Concepts in Kubeflow Pipelines

Glossary of terms relevant to Kubeflow Pipelines

This page describes the most important concepts used within the Kubeflow Pipelines platform.

Pipeline

A description of a machine learning (ML) workflow, including all of the components in the workflow and how the components relate to each other in the form of a graph. The pipeline configuration includes the definition of the inputs (parameters) required to run the pipeline and the inputs and outputs of each component.

A pipeline is the main shareable artifact in the Kubeflow Pipelines platform. After developing your pipeline, you can upload and share it on the Kubeflow Pipelines UI. Get started with the quickstart guide.

Graph

A pictorial representation in the Kubeflow Pipelines UI of the runtime execution of a pipeline. The graph shows the steps that a pipeline run has executed or is executing, with arrows indicating the parent/child relationships between the pipeline components represented by each step. The graph is viewable as soon as the run begins. Each node within the graph corresponds to a step within the pipeline and is labeled accordingly.

The screenshot below shows an example of a pipeline graph:

XGBoost results on the pipelines UI

At the top right of each node is an icon indicating its status: running, succeeded, failed, or skipped. (A node can be skipped when its parent contains a conditional clause.)

Pipeline component

A self-contained set of code that performs one step in the pipeline, such as data preprocessing, data transformation, model training, and so on. You must package your component as a Docker image. See the guide to building your own components.

Experiment

A workspace where you can try different configurations of your pipelines. You can use experiments to organize your runs into logical groups. Experiments can contain arbitrary runs, including recurring runs.

Run

A single execution of a pipeline. Runs comprise an immutable log of all experiments that you attempt, and are designed to be self-contained to allow for reproducibility. You can track the progress of a run by looking at its details page on the Kubeflow Pipelines UI, where you can see the runtime graph, output artifacts, and logs for each step in the run.

Recurring run

A repeatable run of a pipeline. The configuration for a recurring run includes a copy of a pipeline with all parameter values specified and a run trigger. You can start a recurring run inside any experiment, and it will periodically start a new copy of the run configuration.
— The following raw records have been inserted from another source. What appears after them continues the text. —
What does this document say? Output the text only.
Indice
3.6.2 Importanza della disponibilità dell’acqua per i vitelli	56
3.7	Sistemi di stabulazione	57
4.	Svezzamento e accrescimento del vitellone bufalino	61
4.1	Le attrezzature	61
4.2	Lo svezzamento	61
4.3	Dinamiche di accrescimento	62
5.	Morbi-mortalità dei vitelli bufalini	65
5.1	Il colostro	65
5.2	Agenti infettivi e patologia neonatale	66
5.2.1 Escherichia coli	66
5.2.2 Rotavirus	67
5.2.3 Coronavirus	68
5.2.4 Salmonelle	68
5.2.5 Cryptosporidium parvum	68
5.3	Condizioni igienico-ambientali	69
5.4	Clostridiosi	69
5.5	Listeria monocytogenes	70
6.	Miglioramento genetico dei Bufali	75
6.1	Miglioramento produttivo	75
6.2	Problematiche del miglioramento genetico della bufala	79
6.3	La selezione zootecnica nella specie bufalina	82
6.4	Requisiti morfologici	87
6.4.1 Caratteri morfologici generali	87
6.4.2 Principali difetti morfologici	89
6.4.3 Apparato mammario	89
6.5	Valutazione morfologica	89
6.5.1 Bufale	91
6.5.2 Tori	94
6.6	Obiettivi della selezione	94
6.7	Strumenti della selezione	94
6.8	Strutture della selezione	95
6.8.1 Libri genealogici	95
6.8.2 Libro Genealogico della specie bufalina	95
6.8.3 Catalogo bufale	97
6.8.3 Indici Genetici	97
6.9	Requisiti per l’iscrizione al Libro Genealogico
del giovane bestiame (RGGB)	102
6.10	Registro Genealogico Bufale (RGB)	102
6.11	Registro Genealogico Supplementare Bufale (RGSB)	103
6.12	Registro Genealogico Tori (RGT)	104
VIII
You can enable/disable the recurring run from the Kubeflow Pipelines UI. You can also specify the maximum number of concurrent runs, to limit the number of runs launched in parallel. This can be helpful if the pipeline is expected to run for a long period of time and is triggered to run frequently.

Run trigger

A flag that tells the system when a recurring run configuration spawns a new run. The following types of run trigger are available:

  • Periodic: for an interval-based scheduling of runs (for example: every 2 hours or every 45 minutes).
  • Cron: for specifying cron semantics for scheduling runs.

Step

An execution of one of the components in the pipeline. The relationship between a step and its component is one of instantiation, much like the relationship between a run and its pipeline. In a complex pipeline, components can execute multiple times in loops, or conditionally after resolving an if/else like clause in the pipeline code.

Step output artifact

Outputs emitted by the pipeline’s steps, which the Kubeflow Pipelines UI understands and can render as rich visualizations. It’s useful for pipeline components to include artifacts so that you can provide for performance evaluation, quick decision making for the run, or comparison across different runs. Artifacts also make it possible to understand how the pipeline’s various components work. An artifact can range from a plain textual view of the data to rich interactive visualizations.

Read more about the available output viewers and how to provide the metadata to make use of the visualizations that the output viewers provide.

Back end

A REST API server supports the front end. For user data stored in external services (for example, Google Cloud Storage), the front end makes requests directly to those services using their client libraries.